水素が支える未来のモビリティ! 発展し続ける燃料電池の可能性…ジャパンモビリティショー2023

  • 水素小型モビリティの研究開発を目的にしたHySEはバイクのゼロエミッション化に貢献する。

クルマに限らずゼロエミッションを目指した次世代のモビリティが一堂に会するJAPAN MOBILITY SHOW 2023(ジャパンモビリティショー)では、EVを中心とした様々なコンセプトモデルが展示されている。そんな中、注目したいのは水素を燃料にした内燃機関の研究開発だ。すでにトヨタでは液体水素を燃料とした『ORC ROOKIE RACING GR Corolla H2 Concept(水素エンジンカローラ)』でスーパー耐久に参戦している。さらに燃料電池の分野では『トヨタ・ミライ』の実用化によって様々なデータ採りを行なわれている。この動きに合わせて、国内オートバイメーカー4社とトヨタ、デンソーによって5月に設立されたのが「技術研究組合 水素小型モビリティ・エンジン研究組合」=HySEなのである。

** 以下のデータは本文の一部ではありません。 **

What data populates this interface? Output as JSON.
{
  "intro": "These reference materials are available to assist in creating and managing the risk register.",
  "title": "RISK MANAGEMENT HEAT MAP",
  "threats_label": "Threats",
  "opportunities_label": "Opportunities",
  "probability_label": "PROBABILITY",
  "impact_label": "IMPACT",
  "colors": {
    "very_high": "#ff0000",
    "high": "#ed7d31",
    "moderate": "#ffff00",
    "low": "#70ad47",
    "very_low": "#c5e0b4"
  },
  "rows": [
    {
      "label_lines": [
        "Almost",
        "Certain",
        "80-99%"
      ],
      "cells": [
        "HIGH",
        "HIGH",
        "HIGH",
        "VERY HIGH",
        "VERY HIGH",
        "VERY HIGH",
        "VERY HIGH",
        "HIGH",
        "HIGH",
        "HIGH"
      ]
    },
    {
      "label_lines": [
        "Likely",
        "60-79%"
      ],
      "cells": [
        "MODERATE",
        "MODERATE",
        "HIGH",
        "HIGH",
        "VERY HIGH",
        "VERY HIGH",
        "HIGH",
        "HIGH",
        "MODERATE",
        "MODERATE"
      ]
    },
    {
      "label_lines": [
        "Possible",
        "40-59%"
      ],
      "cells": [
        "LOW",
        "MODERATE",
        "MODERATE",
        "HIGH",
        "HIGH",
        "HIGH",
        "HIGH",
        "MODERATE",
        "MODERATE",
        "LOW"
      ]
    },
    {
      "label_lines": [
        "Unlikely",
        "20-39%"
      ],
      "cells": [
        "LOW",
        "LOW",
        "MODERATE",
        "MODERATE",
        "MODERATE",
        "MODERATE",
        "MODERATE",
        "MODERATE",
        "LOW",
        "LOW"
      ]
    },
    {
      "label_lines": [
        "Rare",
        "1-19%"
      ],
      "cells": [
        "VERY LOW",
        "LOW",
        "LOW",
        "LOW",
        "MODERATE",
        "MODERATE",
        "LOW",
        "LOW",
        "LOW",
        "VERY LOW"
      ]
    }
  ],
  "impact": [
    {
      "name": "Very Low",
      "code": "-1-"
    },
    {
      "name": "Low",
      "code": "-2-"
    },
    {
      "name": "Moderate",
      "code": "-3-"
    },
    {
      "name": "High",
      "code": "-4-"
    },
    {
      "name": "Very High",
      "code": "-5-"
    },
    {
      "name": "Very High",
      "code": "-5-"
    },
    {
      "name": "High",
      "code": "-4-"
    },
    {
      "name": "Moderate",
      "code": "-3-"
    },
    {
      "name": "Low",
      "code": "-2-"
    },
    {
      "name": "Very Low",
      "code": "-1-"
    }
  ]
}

  • ヤマハが研究に向けてHySEに供試する125ccエンジンを搭載する研究用スクーター。

  • 航続距離を稼ぐためにリヤに大型のタンクを追加して研究開発を進めている。

HySEでは組合各社が技術を持ち寄り、水素エンジンの研究を行うことで課題や問題点の解決を行っている。そのテストピースとしてヤマハが取り組むのが125ccエンジンを搭載した『研究用スクーター』だ。パワーユニットは既存のガソリンエンジンをベースに、水素用の直噴インジェクターを組み合わせたもの。ガスケットやメタルなどはガソリンエンジンのままを使用するため、現段階では専用に設計し直す必要はなく、これまで蓄積したガソリンエンジンのノウハウを活かせるのはメリットでもある。

しかし、研究はまだ始まったばかりのため今後どのようなトラブルが発生するかは未知数。そのための研究用スクーターとしてHySEに供試されるのが、一般的な排気量といえる125ccエンジンというわけだ。特徴はリヤに積まれた巨大なタンク。あくまでもテストモデルのため航続距離を稼げるようにキャパシティを広げているのだ。

  • 北米ヤマハが販売するYXZ1000Rはオフロードも楽しめるROV。

  • エンジンはレクサスが担当する1000ccの水冷4スト直列3気筒を搭載。

また、ヤマハブースに展示されるROV『YXZ1000R』は北米ヤマハの車体にトヨタの水素供給システム、レクサスのエンジンを組み合わせたモデル。こちらはすでに数百キロの試験走行を済ませているものの、使用状況の違いによるメンテナンスサイクルなど、今後も検証を継続し実用化に向けてのサンプル採りを行なっていく。

  • カワサキのハイパーバイク『KAWASAKI・Ninja H2』のエンジンを水素燃料に変更している。

  • 水素用の直噴インジェクターはヘッドの側壁を加工して新たに装着している。

ジャパンモビリティショーのコンテンツにある「Tokyo Future Tour」には、カワサキ・Ninja H2のエンジンをベースにした水素エンジンを展示している。こちらのエンジンはノーマルでスーパーチャージャーを搭載し、レブリミットは1万4000rpmのハイパフォーマンス仕様。このエンジンをベースに水素用直噴インジェクターを組み合わせ、1万2000rpmまで回すことを想定しているとのこと。

水素の活用は内燃機関のゼロエミッション化に向けられるだけでなく、燃料電池としての発展に向けた研究開発も継続されている。スズキブースに展示される『スズキ・バーグマン HYDROGEN』は、HySEのテスト車両の1台。市販モデルの『バーグマン400』をbaseに、70MPaの水素タンクの搭載に合わせロングホイールベース化が行われているのが特徴だ。

ホンダブースでは発電機の『e:FUEL CELL』を展示。『ホンダ・クラリティFUEL CELL』で培った技術をもとに、次世代へと発展させた燃料電池システムは、コストダウンとともに耐久性や信頼支援、さらに小型化まで実現している。来年発売されるCR-Vには、このシステムをクルマ用としてリフレッシュしたユニットを搭載しているため、水素エンジンとともに燃料電池車の拡大も同時に行われているというわけだ。

水素の活用は国内メーカーのみではなく、BMWも注目している。すでに実証実験を行いながら、日本での販売も視野に入れている『BMW・iX5 Hydrogen』は、燃料電池を採用するモデル。ゼロエミッションに向けたモビリティの進化は、EVのみではなく燃料の選択肢の広がりも不可欠。その点でも水素エンジンの研究開発は、全てのメーカーが手を取り合って行うべき問題といえるのだ。